I think this was a pretty good gag for 2003! Others agreed. Eileen Gunn reprinted the story (on my 37th birthday!) at The Infinite Matrix. Ben Templesmith adapted it for a Creative Commons-licensed comic from IDW, under their “Cory Doctorow’s Futuristic Tales of the Here and Now” banner. It was widely translated, into Spanish, Italian, Hebrew, Chinese and Russian and reprinted in a Year’s Best SF.

I also turned it into a podcast: Part I, Part II and Part III.

Other People’s Money

Forbes, October 2007.

Forbes commissioned a story from me about the future of business, right on the cusp of the Great Financial Crisis. Other People’s Money is a story about Gretl, an artist working at a market stall at a dead Walmart (shades of my 2009 novel Makers).

Halfway through the story, we see Gretl’s artistic process, which is basically feeding prompts to an “AI art” algorithm:

“Design? Design’s easy. Roll the parts through the tumbler and let each one get scanned up good. Then run the evolutionary algorithm to see how they can fit together. I just watch it, tweaking it, culling the ugly mutants, cultivating the pretty ones. I can do fifty original designs in a day, and by the time I’m done with any random container, I’ll have used up more than 80 percent of its payload. The rest goes to some feedstockers to be eaten by bacteria.

You can still read Other People’s Money at Forbes, or listen to the Escape Pod podcast, narrated by A. J. Fitzwater.

Chicken Little

Gateways,, 2011.

Gateways was an anthology celebrating the work of the great Frederik Pohl, published just two years before Fred’s death at the ripe old age of 93.

I got to know Fred because his ex-wife, Judith Merril, was my mentor. Fred and Judy were on good terms by the time I got to know her, and Fred would sometimes visit Toronto when there was an event in her honor. I was still a smoker then, and Fred and I would sneak off for cigarettes together.

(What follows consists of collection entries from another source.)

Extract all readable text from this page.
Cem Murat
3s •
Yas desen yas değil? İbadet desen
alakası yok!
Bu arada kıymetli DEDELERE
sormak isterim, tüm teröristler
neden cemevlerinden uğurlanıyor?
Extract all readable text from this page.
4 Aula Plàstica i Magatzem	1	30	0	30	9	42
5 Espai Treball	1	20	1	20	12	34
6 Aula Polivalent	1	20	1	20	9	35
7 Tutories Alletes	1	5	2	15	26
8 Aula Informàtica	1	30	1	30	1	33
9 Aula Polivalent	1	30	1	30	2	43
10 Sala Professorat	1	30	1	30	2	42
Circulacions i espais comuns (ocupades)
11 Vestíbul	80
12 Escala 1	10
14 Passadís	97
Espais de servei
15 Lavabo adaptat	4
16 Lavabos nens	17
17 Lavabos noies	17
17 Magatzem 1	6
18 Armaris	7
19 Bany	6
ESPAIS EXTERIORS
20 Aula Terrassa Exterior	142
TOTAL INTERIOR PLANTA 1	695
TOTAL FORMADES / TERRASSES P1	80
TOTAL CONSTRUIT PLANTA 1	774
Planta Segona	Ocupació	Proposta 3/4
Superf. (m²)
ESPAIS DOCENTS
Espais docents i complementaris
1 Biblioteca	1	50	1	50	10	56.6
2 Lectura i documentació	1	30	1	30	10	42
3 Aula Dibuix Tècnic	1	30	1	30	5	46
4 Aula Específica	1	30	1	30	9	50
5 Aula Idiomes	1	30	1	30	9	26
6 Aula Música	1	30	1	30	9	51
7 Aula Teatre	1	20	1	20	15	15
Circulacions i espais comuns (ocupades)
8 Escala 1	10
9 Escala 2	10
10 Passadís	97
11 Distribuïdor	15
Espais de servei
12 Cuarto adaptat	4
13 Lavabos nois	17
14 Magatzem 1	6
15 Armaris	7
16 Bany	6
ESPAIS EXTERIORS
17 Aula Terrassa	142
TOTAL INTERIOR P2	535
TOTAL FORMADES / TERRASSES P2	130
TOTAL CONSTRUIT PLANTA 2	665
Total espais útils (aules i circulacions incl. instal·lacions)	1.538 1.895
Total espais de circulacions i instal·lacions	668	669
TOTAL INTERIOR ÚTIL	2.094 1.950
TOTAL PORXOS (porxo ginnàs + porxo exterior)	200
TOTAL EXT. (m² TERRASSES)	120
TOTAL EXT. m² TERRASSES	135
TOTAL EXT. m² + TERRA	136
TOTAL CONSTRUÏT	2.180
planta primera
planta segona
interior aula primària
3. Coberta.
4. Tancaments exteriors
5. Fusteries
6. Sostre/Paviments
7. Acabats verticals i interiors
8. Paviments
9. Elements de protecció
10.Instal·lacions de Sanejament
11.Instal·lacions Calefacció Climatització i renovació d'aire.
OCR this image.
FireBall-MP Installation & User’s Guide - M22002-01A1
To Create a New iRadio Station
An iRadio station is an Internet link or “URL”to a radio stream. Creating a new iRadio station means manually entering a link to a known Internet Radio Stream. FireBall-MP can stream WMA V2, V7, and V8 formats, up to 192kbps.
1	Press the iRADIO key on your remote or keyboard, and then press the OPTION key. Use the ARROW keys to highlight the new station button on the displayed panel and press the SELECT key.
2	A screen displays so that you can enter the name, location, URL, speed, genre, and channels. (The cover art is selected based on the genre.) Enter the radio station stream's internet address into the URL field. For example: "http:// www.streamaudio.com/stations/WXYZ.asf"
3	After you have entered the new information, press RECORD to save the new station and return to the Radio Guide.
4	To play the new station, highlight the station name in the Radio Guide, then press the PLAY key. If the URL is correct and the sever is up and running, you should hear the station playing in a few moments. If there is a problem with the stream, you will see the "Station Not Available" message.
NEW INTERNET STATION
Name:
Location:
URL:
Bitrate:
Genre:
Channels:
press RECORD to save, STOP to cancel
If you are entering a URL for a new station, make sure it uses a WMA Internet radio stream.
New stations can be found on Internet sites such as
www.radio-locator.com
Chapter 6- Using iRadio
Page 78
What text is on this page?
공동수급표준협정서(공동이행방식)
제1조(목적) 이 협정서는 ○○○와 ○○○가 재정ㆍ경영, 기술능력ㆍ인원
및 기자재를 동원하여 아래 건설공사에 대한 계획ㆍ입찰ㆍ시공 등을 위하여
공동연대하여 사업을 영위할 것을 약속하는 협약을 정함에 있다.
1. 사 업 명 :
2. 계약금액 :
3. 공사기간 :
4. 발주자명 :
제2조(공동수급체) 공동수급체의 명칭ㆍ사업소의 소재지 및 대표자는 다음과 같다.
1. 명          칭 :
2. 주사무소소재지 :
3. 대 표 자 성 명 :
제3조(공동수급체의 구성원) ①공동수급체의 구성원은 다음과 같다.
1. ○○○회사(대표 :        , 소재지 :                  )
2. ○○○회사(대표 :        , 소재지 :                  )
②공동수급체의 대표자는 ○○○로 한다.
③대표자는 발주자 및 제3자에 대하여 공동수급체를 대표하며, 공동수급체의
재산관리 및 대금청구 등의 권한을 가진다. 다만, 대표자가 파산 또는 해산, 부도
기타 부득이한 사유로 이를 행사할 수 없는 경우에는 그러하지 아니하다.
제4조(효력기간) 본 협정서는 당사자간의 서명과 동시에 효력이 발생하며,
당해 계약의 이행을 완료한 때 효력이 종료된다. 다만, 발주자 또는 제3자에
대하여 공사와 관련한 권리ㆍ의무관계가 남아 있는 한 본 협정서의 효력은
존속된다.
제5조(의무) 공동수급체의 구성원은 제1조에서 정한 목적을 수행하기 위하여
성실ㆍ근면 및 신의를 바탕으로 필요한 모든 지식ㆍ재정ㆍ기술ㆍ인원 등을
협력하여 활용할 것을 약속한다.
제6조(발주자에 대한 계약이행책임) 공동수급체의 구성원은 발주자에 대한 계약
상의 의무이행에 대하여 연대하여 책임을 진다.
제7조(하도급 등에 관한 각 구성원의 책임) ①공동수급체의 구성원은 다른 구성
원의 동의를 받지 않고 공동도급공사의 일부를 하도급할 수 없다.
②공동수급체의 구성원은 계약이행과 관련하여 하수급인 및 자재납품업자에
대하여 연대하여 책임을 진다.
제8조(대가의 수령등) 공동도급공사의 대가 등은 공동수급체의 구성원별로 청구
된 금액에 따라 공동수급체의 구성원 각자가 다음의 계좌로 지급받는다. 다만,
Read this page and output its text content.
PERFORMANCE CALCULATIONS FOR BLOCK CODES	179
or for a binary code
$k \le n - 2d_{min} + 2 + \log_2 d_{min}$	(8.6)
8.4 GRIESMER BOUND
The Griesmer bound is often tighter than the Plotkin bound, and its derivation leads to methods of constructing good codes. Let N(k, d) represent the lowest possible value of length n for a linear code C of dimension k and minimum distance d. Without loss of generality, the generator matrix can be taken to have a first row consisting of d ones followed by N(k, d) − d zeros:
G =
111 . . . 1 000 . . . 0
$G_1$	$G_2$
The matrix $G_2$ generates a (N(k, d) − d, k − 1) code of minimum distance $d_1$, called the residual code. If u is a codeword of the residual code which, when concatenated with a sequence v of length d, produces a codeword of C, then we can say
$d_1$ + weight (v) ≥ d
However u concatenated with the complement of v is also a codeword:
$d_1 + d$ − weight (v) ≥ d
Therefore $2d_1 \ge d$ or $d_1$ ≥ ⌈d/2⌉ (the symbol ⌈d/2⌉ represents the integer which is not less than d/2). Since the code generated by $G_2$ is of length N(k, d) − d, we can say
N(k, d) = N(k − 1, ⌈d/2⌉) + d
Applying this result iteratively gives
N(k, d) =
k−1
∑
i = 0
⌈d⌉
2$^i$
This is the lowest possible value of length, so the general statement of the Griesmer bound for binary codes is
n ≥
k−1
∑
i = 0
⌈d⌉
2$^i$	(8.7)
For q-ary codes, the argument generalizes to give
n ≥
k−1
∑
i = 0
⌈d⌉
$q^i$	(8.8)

But long before I met Fred, I admired his writing and editing (I devoured whole years’ worth of issues of Galaxy and Worlds of If that I snapped up on the 25 cent rack at Bakka Books, the science fiction bookstore that I haunted as a tween and then worked at as a teenager and young man). In particular, I was greatly influenced by The Space Merchants, his classic collaboration with CM Kornbluth.

Chicken Little was my tribute to Fred and The Space Merchants. It’s about a product developer who is charged with finding something — anything — that an immortal quadrillionaire in a vat would buy.

Much of the story revolves around the mystery of how the quadrillionaire came to be so badly maimed that he has to live in a vat. The answer…






…is that he was an Effective Altruist whose batshit, paternalistic ideology drove his personal secretary to attempt his assassination:

“And then one day in Madrid, as I was sitting in my suite’s breakfast room, talking with an old friend while I ate my porridge oats, my old friend picked up the heavy silver coffee jug, leaped on my chest, smashed me to the floor, and methodically attempted to beat the brains out of my head with it. It weighed about a kilo and a half, not counting the coffee, which was scalding, and she only got in three licks before they pulled her off of me, took her away. Those three licks though — ” He looked intently at them. “I’m an old man,” he said. “Old bones, old tissues. The first blow cracked my skull. The second one broke it. The third one forced fragments into my brain. By the time the medics arrived, I’d been technically dead for about 174 seconds, give or take a second or two.”

I reprinted Chicken Little in my short story collection With a Little Help, and the brilliant voice actor Emily Hurson recorded a fabulous reading of it.

I’ve been thinking a lot lately about how I came to get lucky on these stories, and I think the answer is the usual: I didn’t predict the future, I predicted the present.

Even back in 2003, there were tech barons who dreamt of taking over the world by deciding what you could and couldn’t see. Back in 2007, artists were collaborating with software to quickly iterate through ideas. Back in 2011, the super-rich were trying to impose their batshit ideas about ethics on the rest of us by sheer force of money.